Il consulente ha inoltre esplicitato il criterio utilizzato nella valutazione della condizione invalidante della ricorrente. Alla luce di una nuova e completa valutazione dei documenti di causa, il consulente d'ufficio ha accertato che la ricorrente è invalida nella misura del 100%, con decorrenza dal 22.11.2024 data della visita oculistica, mentre ha escluso la sussistenza dei requisiti sanitari per il riconoscimento della condizione di disabilità grace ex art. 3 comma 3 legge 104/92.
Il nominato CTU ha espresso la propria valutazione con ragionamento tecnico scientifico logico ed esaustivo ed ha basato l'accertamento sulla documentazione sanitaria prodotta dalle parti e sulle risultanze dell'esame obiettivo.

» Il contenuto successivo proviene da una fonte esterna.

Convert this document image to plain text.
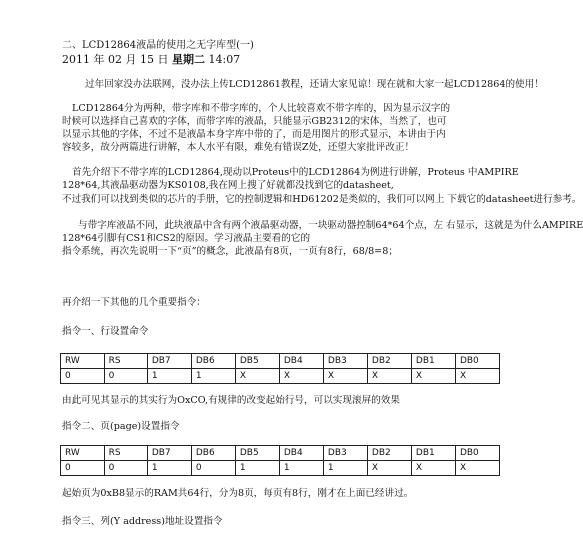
二、LCD12864液晶的使用之无字库型(一)
2011 年 02 月 15 日 星期二 14:07
过年回家没办法联网，没办法上传LCD12861教程，还请大家见谅！现在就和大家一起LCD12864的使用！
LCD12864分为两种，带字库和不带字库的，个人比较喜欢不带字库的，因为显示汉字的
时候可以选择自己喜欢的字体，而带字库的液晶，只能显示GB2312的宋体，当然了，也可
以显示其他的字体，不过不是液晶本身字库中带的了，而是用图片的形式显示，本讲由于内
容较多，故分两篇进行讲解，本人水平有限，难免有错误Z处，还望大家批评改正！
首先介绍下不带字库的LCD12864,现动以Proteus中的LCD12864为例进行讲解，Proteus 中AMPIRE
128*64,其液晶驱动器为KS0108,我在网上搜了好就都没找到它的datasheet,
不过我们可以找到类似的芯片的手册，它的控制逻辑和HD61202是类似的，我们可以网上 下载它的datasheet进行参考。
与带字库液晶不同，此块液晶中含有两个液晶驱动器，一块驱动器控制64*64个点，左 右显示，这就是为什么AMPIRE
128*64引脚有CS1和CS2的原因。学习液晶主要看的它的
指令系统，再次先说明一下“页”的概念，此液晶有8页，一页有8行，68/8=8；
再介绍一下其他的几个重要指令：
指令一、行设置命令
RW	RS	DB7	DB6	DB5	DB4	DB3	DB2	DB1	DB0
0	0	1	1	X	X	X	X	X	X
由此可见其显示的其实行为OxCO,有规律的改变起始行号，可以实现滚屏的效果
指令二、页(page)设置指令
RW	RS	DB7	DB6	DB5	DB4	DB3	DB2	DB1	DB0
0	0	1	0	1	1	1	X	X	X
起始页为0xB8显示的RAM共64行，分为8页，每页有8行，刚才在上面已经讲过。
指令三、列(Y address)地址设置指令
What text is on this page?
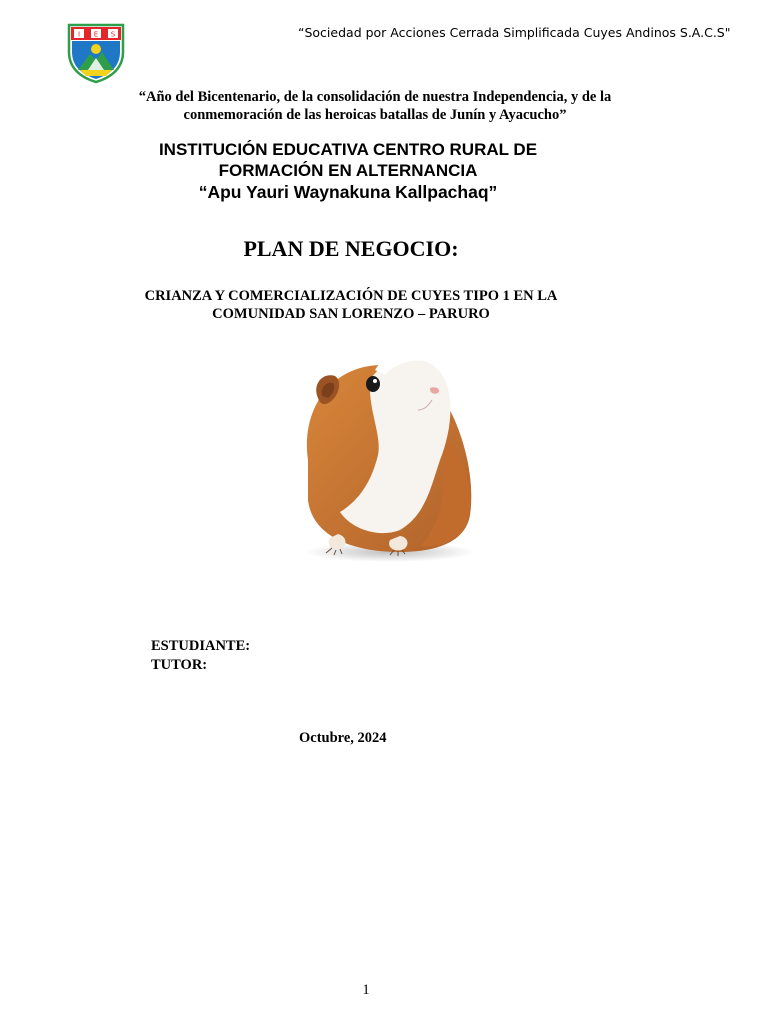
I E S	“Sociedad por Acciones Cerrada Simplificada Cuyes Andinos S.A.C.S"
“Año del Bicentenario, de la consolidación de nuestra Independencia, y de la
conmemoración de las heroicas batallas de Junín y Ayacucho”
INSTITUCIÓN EDUCATIVA CENTRO RURAL DE
FORMACIÓN EN ALTERNANCIA
“Apu Yauri Waynakuna Kallpachaq”
PLAN DE NEGOCIO:
CRIANZA Y COMERCIALIZACIÓN DE CUYES TIPO 1 EN LA
COMUNIDAD SAN LORENZO – PARURO
ESTUDIANTE:
TUTOR:
Octubre, 2024
1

Le conclusioni del consulente, meritano pertanto di essere condivise.
Quanto alle spese di lite, considerato il riconoscimento della sussistenza del requisito sanitario legittimante la prestazione richiesta in data successiva alla presentazione della domanda amministrativa e all'introduzione del procedimento di ATPO e considerata altresì la parziale soccombenza della parte ricorrente in merito alla domanda di condanna al pagamento della prestazione, ritenuta inammissibile, se ne dispone l'integrale compensazione tra le parti.
Le spese di CTU vanno posta a carico della parte resistente.
P.Q.M.
Il Giudice Monocratico, ritenuta la propria competenza e definitivamente pronunciando sulla domanda proposta da Parte_1 contro l' CP_1 in opposizione ad ATP n°4898/2023, così provvede:
1) In parziale accoglimento dell'opposizione, accerta e dichiara che in capo alla ricorrente Parte_1 sussiste il requisito sanitario legittimante il riconoscimento della pensione di inabilità con decorrenza dal 24.11.2024;
2) compensa integralmente tra le parti le spese di giudizio;
3) Pone a carico dell' CP_1 il costo dell'accertamento peritale liquidato come da separato decreto.